Shares of smallcap companies were in focus on Monday with the S&P BSE Smallcap index recording its sharpest intra-day rally in over five months, after the market regulator the Securities and Exchange Board of India (Sebi) tweaked rules for multi-cap mutual funds.
At 10:20 am; the S&P BSE Smallcap index was up 3.7 per cent at 14,917 points, as compared to 1.7 per cent rise in the S&P BSE Midcap index and 0.75 per cent gain in the benchmark S&P BSE Sensex. The smallcap index has reported its sharpest intra-day gain since April 7, 2020, when it rose 4.3 per cent on the BSE. It hit a 52-week high of 15,132 on August 28, 2020 in intra-day trade.
The development, analysts say, has given a fresh trigger to the mid-and small-caps that can see some uptick in the days ahead. That said, they do suggest investors must look for earnings visibility and balance-sheet strength before taking an investment call in this market segment.
“Initially, given the radical rejig, potentially the entire smallcap universe may see a sharp rally,” said Aditya Narain, head of research for institutional equities at Edelweiss Securities.
Among individual stocks, Multi Commodity Exchange of India, Syngene International, City Union Bank, Galaxy Surfactants, APL Apollo Tubes, Astrazencea Pharma India, Kajaria Ceramics and Blue Star from the S&P BSE Smallcap index rallied over 10 per cent. Total 34 stocks from the smallcap index hit their respective 52-week highs on Monday. The list includes Tata Elxsi, Strides Pharma Science, Ramco Systems, Adani Green Energy, Firstsource Solutions, Indo Count Industries, Laurus Labs and Mastek.
“New investors have been largely chasing the small-and mid-cap stocks. Their aggression would aggravate now, partly due to this restructuring, which favors these two market segments. While mutual funds may buy quality small-and mid-cap stocks with adequate liquidity, many new investors may end up buying stocks that are in bubble zone in terms of valuation or penny stocks, which are not backed by durable businesses or fundamentals. In the next one to two months, small-and midcap stocks may continue to outperform their large-cap peers,” says G Chokkalingam, founder and chief investment officer (CIO) at Equinomics Research.
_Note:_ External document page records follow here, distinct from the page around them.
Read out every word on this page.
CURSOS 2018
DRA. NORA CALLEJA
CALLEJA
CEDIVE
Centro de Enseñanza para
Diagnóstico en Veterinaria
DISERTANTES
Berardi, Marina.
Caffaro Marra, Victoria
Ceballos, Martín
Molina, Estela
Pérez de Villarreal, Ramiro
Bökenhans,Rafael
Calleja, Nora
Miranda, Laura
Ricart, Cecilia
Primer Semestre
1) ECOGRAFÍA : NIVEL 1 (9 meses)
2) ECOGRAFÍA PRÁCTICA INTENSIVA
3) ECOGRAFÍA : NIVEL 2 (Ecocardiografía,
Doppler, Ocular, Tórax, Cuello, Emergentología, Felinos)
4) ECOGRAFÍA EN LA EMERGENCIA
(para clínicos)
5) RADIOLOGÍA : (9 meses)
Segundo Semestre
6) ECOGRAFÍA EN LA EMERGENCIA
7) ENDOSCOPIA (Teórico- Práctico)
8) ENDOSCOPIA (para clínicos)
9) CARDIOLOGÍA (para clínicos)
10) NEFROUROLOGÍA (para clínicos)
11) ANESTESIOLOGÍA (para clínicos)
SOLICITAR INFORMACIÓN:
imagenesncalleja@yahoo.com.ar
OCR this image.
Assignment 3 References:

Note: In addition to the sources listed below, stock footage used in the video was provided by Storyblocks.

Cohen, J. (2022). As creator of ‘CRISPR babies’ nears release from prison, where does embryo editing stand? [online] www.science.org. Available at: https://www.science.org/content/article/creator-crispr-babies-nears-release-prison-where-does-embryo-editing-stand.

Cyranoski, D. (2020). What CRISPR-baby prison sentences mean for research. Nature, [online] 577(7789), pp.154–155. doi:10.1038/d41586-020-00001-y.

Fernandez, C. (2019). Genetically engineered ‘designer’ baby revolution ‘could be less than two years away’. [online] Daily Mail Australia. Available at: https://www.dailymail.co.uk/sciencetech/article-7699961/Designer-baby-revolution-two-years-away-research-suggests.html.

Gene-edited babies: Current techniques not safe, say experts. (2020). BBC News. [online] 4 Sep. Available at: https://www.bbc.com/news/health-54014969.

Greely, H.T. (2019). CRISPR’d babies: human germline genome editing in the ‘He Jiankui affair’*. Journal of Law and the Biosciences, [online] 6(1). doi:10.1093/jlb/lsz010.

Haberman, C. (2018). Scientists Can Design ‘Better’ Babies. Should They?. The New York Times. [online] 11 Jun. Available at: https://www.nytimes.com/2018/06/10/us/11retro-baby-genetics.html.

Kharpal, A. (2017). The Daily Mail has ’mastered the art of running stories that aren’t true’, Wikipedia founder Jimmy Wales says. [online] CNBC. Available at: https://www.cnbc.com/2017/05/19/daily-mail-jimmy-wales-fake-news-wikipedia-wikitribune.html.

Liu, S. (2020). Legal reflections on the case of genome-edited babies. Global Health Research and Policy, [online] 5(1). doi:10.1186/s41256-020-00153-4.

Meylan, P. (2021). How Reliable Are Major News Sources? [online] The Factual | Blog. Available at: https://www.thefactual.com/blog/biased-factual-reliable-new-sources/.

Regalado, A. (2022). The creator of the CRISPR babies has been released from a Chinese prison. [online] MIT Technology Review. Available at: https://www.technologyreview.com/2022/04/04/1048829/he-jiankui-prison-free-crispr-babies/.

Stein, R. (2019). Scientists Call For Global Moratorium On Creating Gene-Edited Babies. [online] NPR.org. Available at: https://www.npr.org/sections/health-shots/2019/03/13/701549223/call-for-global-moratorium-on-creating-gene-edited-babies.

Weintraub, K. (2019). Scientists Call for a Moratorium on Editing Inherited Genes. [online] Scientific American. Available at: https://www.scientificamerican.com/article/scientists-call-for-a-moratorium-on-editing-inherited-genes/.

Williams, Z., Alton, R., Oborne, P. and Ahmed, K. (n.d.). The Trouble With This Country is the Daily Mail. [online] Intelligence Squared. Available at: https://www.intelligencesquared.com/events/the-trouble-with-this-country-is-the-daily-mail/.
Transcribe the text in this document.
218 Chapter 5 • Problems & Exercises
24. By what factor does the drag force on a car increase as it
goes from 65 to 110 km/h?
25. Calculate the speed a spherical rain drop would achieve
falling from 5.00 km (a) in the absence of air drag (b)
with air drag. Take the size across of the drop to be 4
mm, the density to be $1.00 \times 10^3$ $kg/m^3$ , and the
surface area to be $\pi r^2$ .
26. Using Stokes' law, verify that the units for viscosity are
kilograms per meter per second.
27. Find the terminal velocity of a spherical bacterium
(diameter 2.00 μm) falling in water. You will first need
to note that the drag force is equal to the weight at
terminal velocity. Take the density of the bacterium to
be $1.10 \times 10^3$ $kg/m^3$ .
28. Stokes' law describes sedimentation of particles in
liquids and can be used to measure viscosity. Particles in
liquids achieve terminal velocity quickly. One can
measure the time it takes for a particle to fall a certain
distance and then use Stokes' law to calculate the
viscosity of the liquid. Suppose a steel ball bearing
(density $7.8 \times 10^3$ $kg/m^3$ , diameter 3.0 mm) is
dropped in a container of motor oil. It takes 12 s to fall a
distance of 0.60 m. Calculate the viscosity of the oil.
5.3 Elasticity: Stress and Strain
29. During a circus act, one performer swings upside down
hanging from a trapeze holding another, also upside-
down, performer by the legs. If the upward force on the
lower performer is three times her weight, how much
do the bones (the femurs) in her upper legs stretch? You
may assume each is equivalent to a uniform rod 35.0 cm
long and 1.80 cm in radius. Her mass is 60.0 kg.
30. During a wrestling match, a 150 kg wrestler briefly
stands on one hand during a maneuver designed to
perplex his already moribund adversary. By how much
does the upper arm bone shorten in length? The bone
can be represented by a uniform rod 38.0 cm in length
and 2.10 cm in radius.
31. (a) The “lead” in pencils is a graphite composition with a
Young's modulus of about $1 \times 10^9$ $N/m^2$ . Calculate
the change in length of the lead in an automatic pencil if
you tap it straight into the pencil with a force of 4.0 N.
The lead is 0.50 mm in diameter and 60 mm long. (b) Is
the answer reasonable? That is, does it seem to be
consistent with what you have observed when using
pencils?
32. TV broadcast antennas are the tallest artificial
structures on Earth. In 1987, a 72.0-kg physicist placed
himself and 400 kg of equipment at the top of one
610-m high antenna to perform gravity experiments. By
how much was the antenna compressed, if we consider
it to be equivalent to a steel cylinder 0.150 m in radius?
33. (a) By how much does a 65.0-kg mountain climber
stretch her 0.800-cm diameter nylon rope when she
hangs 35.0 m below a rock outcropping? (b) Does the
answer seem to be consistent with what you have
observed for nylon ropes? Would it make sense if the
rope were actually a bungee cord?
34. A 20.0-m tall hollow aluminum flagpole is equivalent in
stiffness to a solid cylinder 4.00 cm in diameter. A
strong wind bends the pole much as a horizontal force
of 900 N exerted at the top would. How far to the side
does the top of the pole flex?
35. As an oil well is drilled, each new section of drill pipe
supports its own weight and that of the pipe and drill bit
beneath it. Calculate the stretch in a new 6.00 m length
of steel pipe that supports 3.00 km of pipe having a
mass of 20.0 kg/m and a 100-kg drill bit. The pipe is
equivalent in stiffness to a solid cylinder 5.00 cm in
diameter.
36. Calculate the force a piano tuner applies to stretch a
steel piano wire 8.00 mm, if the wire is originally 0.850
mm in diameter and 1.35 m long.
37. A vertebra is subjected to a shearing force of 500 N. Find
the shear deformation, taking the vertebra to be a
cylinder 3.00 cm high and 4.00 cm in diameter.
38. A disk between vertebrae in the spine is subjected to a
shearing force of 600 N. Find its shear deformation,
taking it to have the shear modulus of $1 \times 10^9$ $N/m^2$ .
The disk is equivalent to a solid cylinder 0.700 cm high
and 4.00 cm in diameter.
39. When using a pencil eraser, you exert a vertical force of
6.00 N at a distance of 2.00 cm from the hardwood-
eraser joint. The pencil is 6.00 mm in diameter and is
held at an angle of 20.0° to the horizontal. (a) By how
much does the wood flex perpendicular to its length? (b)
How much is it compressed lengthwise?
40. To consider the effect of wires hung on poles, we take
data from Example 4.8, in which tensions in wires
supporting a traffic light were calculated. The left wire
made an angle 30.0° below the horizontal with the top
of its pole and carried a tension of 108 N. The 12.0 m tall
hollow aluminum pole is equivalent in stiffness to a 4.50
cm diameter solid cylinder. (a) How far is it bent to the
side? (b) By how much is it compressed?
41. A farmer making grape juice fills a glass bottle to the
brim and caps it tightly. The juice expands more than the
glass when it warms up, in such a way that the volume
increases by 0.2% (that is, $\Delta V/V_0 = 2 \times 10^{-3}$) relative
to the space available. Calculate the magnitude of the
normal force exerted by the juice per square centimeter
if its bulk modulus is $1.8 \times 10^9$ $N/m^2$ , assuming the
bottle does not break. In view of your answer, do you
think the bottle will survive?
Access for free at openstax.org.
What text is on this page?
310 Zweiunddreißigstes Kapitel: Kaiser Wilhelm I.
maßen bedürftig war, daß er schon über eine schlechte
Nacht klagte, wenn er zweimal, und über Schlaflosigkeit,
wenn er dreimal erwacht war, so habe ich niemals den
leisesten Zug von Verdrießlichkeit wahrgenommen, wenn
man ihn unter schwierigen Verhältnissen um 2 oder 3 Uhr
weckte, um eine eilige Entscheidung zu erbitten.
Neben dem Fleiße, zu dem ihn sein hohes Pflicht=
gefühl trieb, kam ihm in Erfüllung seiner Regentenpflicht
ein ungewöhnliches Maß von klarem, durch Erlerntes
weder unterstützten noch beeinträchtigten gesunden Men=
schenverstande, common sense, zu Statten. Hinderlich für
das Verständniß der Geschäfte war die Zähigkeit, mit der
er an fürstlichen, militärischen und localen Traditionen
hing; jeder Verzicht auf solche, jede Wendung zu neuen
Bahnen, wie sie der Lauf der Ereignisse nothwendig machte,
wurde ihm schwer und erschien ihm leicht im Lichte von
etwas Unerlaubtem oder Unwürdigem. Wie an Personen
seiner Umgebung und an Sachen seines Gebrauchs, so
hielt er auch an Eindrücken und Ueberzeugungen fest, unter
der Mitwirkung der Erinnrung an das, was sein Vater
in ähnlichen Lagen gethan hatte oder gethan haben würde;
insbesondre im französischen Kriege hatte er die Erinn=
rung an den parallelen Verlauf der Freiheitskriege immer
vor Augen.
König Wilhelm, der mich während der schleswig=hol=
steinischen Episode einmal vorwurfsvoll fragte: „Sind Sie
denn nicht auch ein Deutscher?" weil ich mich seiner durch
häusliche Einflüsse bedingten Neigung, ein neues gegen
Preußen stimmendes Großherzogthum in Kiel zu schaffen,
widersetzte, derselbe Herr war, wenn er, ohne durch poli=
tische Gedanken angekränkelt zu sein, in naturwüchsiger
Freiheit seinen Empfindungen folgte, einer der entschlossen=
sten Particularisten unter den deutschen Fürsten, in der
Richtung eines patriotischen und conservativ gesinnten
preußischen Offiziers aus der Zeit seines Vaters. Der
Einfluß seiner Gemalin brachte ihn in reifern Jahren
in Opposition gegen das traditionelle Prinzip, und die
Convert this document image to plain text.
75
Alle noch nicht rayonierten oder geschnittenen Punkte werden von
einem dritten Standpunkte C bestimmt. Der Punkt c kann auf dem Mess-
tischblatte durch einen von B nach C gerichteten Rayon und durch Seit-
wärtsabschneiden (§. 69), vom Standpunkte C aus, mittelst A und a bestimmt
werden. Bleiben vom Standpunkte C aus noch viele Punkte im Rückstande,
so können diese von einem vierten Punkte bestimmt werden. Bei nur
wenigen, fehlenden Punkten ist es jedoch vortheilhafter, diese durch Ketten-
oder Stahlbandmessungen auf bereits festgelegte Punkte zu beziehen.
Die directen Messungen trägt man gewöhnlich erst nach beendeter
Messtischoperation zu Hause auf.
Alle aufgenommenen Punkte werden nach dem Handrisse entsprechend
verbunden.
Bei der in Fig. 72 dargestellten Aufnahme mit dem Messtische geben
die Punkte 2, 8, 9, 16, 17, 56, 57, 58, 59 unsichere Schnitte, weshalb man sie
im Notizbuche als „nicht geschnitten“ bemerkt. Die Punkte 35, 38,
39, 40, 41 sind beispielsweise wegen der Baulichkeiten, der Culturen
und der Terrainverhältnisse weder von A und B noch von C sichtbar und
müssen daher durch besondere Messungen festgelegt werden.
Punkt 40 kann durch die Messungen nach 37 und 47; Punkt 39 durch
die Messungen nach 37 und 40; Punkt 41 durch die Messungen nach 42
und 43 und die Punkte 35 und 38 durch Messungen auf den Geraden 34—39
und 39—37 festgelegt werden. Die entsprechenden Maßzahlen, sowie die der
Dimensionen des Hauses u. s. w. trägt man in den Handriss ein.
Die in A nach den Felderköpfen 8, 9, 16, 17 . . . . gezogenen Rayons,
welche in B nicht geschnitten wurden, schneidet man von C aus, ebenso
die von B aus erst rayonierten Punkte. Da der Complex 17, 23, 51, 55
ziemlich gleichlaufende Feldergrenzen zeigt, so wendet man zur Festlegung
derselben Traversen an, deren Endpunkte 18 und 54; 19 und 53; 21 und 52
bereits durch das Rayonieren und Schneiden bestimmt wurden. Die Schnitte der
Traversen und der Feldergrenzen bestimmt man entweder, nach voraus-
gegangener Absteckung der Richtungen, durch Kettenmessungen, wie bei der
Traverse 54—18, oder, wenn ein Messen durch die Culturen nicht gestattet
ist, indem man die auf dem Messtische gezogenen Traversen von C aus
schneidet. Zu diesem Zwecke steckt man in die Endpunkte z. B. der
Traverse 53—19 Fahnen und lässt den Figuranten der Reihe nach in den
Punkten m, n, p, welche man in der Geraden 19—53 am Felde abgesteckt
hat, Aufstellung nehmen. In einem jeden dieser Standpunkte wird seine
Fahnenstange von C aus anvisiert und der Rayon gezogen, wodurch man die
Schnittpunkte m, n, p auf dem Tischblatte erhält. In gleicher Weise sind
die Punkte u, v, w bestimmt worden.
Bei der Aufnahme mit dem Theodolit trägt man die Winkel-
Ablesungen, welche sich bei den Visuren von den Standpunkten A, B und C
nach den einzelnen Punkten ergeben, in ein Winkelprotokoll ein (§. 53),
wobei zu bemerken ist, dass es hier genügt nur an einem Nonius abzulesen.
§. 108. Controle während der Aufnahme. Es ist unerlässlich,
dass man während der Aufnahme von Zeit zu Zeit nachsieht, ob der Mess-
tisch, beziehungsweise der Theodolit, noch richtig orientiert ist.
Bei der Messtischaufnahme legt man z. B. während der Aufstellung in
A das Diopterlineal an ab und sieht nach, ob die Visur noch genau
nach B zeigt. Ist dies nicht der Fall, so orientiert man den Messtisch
Those at Morgan Stanley, too, had backed the mid-and small-cap segments in their recent note on attractive valuation, which they believe, could see a number of stocks from these segments get rerated over the next few months.
Small-and mid-caps, Morgan Stanley said, went into a prolonged phase of underperformance after peaking in early January 2018 and tanked a massive 40 per cent relative to the BSE Sensex between 2017-end and March 2020. Stretched valuations (SMIDs were trading at 50x trailing earnings in 2017-end, over twice the multiple for S&P BSE Sensex), growth deceleration in the backdrop of policy measures such as implementation of goods and services tax (GST) and demonetisation, Morgan Stanley said, were among the key reasons for the underperformance of the these two market segments since then.
“With monetary aggregates normalising and significant policy action underway with a corporate tax cut last September, we think growth is set to turn. Smaller firms are likely to benefit more due to their operating and financial leverage. Small, midcap valuations are looking attractive relative to gross domestic product (GDP) and money supply, setting the stage for outperformance versus large cap stocks in the coming months,” wrote Ridham Desai, head of India research and India equity strategist at Morgan Stanley in an August 18 co-authored note with Sheela Rathi.